The First NHS
How John Tomley’s Work Led to Modern Healthcare
- Author:Emma Snow
- Publisher:Pen & Sword
- Multiple Purchase Link:
We all think the NHS was first dreamed up by Nye Bevan when he became minister of health in 1945. Yet experiments with the NHS and welfare state in fact started many years before. Inspired by a doctor who coined the phrase “national health service” in 1910, John Tomley and David Davies took steps to pilot the first ever national health service, focusing on TB in Wales, the WNMA. Through the findings of the WNMA’s work, as well as John’s work as a local health commissioner and UK leader of the largest health service providers, the friendly societies, John campaigned for effective treatment for TB, including prevention and a national health service.

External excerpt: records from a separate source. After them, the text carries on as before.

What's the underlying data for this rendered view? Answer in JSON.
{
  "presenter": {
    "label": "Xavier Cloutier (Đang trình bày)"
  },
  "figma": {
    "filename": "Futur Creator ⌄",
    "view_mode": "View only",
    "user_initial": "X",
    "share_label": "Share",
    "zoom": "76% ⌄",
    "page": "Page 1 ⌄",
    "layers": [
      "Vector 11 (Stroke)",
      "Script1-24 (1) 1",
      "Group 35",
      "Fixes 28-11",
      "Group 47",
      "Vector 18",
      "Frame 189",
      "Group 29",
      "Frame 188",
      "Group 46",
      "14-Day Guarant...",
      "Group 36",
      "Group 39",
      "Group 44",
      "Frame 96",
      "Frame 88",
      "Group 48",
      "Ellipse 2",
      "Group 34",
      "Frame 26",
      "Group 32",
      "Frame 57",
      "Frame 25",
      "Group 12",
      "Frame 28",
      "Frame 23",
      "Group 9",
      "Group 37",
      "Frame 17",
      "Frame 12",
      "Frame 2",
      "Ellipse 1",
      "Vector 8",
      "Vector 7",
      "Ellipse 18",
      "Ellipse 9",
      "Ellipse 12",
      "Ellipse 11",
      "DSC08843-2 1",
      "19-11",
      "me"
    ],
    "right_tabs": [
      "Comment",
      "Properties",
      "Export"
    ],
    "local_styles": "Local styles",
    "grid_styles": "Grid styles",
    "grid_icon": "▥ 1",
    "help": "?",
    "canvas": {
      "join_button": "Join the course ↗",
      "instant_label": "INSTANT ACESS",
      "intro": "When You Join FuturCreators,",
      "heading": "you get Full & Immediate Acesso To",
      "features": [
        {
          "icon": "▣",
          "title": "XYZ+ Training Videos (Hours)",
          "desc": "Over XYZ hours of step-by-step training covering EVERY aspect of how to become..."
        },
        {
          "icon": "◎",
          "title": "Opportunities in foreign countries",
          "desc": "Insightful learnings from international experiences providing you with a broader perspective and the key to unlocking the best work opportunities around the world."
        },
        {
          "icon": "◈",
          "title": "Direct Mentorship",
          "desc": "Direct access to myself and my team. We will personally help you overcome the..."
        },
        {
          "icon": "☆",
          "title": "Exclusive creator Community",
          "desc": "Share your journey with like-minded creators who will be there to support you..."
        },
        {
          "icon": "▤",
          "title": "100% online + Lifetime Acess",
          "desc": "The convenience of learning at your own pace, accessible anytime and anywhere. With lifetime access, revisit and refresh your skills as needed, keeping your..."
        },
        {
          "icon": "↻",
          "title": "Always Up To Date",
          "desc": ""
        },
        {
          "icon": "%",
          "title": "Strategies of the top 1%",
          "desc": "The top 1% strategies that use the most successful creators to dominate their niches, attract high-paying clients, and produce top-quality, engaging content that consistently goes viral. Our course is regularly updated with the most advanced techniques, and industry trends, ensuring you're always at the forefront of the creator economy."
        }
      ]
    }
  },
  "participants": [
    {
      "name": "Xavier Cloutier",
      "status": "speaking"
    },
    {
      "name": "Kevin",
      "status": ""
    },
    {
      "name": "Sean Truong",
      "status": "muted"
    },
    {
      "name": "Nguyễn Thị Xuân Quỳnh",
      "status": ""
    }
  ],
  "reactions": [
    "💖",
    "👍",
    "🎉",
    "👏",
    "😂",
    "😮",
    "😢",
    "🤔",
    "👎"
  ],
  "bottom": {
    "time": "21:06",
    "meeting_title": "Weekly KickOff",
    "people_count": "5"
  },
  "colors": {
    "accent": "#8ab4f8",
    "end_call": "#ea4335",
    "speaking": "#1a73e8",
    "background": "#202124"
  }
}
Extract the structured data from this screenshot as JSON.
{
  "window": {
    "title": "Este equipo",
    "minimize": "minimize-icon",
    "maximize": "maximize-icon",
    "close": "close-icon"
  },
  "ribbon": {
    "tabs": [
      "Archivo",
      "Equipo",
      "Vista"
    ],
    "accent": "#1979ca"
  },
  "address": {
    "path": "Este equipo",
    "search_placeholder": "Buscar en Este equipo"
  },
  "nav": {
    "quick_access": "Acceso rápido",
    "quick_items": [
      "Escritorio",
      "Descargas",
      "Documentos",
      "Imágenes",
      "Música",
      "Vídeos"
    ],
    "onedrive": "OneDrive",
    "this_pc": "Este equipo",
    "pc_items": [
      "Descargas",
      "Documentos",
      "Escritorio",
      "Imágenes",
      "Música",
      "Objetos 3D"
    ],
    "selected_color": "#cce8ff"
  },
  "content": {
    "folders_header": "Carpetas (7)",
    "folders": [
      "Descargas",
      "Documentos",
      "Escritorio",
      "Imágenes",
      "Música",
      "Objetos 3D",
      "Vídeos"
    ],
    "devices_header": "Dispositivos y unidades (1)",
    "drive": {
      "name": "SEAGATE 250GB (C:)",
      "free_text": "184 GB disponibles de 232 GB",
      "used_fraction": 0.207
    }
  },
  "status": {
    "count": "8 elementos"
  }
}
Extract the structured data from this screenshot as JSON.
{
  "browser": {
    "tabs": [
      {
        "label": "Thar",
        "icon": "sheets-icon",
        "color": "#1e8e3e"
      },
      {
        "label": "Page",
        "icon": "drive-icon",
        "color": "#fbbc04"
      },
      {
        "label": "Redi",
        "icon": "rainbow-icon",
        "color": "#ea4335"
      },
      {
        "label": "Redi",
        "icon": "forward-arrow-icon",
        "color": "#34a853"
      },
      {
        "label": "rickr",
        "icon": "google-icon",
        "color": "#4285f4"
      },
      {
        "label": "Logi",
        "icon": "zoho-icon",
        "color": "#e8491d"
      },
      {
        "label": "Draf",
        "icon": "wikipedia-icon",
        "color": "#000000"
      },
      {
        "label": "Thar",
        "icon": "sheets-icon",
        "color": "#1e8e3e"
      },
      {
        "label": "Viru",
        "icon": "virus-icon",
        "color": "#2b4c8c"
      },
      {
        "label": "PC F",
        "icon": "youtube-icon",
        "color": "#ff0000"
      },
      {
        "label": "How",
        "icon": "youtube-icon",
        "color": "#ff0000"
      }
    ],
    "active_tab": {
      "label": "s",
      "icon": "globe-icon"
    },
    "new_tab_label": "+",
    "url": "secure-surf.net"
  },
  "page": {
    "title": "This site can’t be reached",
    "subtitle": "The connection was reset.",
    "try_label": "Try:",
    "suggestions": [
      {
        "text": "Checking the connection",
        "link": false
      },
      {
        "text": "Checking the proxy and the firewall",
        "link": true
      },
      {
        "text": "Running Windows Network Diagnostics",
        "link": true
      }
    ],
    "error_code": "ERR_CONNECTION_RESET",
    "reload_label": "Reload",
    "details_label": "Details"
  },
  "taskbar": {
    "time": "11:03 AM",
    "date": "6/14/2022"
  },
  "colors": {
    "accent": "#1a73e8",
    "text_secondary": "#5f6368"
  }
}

John successfully led the campaign for the government’s Welsh TB Inquiry, which led directly to the Beveridge Report and the founding of the NHS and wider welfare state in 1948. His family then forgot about his work, due to the ravages of a genetic disease, so John’s story has never been told. Meanwhile the NHS, which John helped to found, also led to a cure for this disease for his great-great-granddaughter. The moral of this surprising tale? If John can do it, any of us can. We have what John described as the “golden keys’ in our hands. By understanding the crucial information John gave us from his life’s work, the importance of fighting all the Beveridge Report’s Five Giants at once, we can tackle the social determinants of health today, and change people’s lives for our generation and future generations.